Apart from football, the TotalEnergies African Nations Championship (CHAN) Algeria has been a site of attraction with cultural diversity spanning from language, music and lifestyle.
The 17 teams started this year’s competition and fans have taken note of the culture on display, especially the language used by the sides participating in the tournament
The Berea of Madagascar have been elegant on the pitch, and stylish off it coupled with their excellent results which have turned heads.
Still in the running for the trophy in what has been a historic debut, screams of: “nanao izany izahay, nandresy izahay!” which translates to “we did it, we won!” Could be heard after the men of coach Romuald Rakotondrabe defeated Mozambique 3-1 in the quarter-final on Saturday.
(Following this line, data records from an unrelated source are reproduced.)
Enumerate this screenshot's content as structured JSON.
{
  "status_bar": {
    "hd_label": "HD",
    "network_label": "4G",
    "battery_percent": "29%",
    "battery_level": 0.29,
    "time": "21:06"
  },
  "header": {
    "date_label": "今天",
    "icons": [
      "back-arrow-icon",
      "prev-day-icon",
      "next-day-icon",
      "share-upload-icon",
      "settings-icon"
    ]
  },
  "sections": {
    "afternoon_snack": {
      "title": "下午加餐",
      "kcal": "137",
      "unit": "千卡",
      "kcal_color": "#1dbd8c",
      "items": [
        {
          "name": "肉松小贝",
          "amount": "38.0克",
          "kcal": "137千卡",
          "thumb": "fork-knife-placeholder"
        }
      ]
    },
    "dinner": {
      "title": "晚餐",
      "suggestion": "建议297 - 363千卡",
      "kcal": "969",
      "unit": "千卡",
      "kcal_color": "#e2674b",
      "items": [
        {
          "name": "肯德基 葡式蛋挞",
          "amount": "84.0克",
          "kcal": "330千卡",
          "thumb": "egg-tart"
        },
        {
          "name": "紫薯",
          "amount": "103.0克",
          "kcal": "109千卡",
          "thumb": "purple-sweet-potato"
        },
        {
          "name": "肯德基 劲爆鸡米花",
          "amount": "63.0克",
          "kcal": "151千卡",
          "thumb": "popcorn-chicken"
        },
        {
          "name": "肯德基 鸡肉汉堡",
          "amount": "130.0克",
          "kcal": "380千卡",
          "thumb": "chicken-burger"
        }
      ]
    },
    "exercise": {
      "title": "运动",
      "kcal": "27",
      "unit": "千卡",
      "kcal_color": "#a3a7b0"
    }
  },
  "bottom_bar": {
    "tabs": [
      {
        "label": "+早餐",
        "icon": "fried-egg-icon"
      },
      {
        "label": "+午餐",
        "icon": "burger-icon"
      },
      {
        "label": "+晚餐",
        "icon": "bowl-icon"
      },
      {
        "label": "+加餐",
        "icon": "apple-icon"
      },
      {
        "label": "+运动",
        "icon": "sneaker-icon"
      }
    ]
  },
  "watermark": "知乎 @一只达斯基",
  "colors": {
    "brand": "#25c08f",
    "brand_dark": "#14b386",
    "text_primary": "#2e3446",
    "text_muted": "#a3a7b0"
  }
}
Just like Madagascar, the home-based Teranga Lions of Senegal have returned to the semi-finals of the CHAN after a 14-year absence.
Pape Thiaw’s team have shown a lot of heart on the field without forgetting to pride themselves as real ambassadors of Wolof, a widely spoken first language by 50% of its population.
Two-time CHAN winners DR Congo bowed out of the competition at the group stage, but Otis Ngoma’s men left their mark with their stylish football especially in the second and third game even though they failed to score.
Placed in the so-called Group of Death alongside Senegal, Cote D’Ivoire and Uganda in Group B, DR Congo players had to use the Lingala to communicate in matches.
The Lingala is globally known with famous Congolese musicians using the lingua franca to make numerous hits.
Unfortunately, DR Congo did not make the next round of the competition, but they left Algeria having passed on some Lingala to a multitude who were willing learners.
Cote D’Ivoire progressed from Group B as runners-up but eventually fell to hosts Algeria in the quarter-finals.
The country made up of over 27.48 million inhabitants, has approximately 300,000 people abreast with the Guere language.
Coach Soualiho Haidara sometimes screamed out instructions to his charges using Guere.
In all, the rich and diverse African culture has varied from one country to another in the tourney. The culture of each country that participated, was communicated through art, language and songs after their sides won matches.